The ArrayOp instance may have 'selected' fields but they are not reflected in the result.
'selected' fields are not reflected here, but determines which fields are retained in to_df()
calls.
to_schema_str()
Return a schema representation of the ArrayOp <attr1:type1 [, attr2:type2 ...]> [dim1 [;dim2]]
Unless sync_schema()
is called, the schema may be inferred locally in R to save round trips between R and SciDB server.

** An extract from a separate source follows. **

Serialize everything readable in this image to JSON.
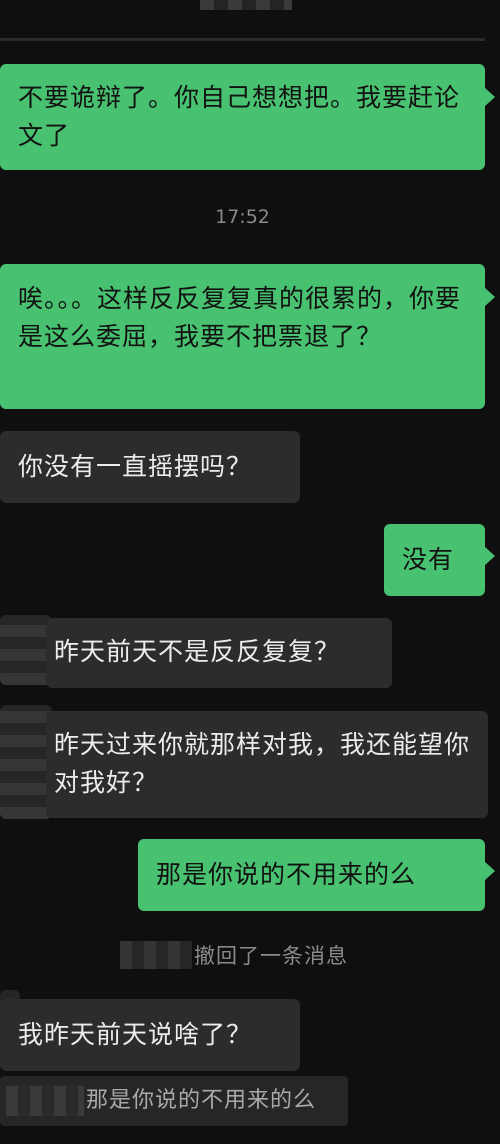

SciDB data frames have hidden dimensions that start with $
limit()
Create a new arrayOp that encapsulate AFL for the first n
cells of 'self'
We still need to append a to_df
call to download the result as data frame.
summarize_array()
Return a data frame of the summary of the 'self' array
Implemented by scidb 'summarize' operator
version()
Get an arrayOp instance that encapsulates a version snapshot of a persistent scidb array
The function does not perform version check in scidb. It only construct an arrayOp locally to represent a specific version. If a non-existent version_id is later used in scidb related operations, an error will be thrown by SciDB.
is_persistent()
Returns whether the current arrayOp instance encapsulates a persistent scidb array name that may or may not exist on the scidb server
No checking with scidb server is performed. Only validate the arrayOp's AFL with regex and see if it matches an array name. E.g. "myNamespace.myArray" or "myArrayInPublicNamespace".
exists_persistent_array()
Returns whether the current arrayOp instance encapsulates a persistent scidb array that exists on the scidb server
If current arrayOp encapsulates an array operation, then it returns FALSE without checking with scidb server.
array_meta_data()
Download the array meta as an R data frame
The array metadata is retrieved from executing the scidb 'show' operator in the array namespace and match for the current array name. Array metadata include fields: "name", "uaid", "aid", "schema", "availability", "temporary", "namespace", "distribution", "etcomp"
remove_versions()
Remove array versions of self
Only applicable to persistent arrays. Warning: This function will be executed effectively in scidb without extra 'execute()' and cannot be undone.
remove_array()
Remove array versions of self
Only applicable to persistent arrays. Warning: This function will be executed effectively in scidb without extra 'execute()' and cannot be undone.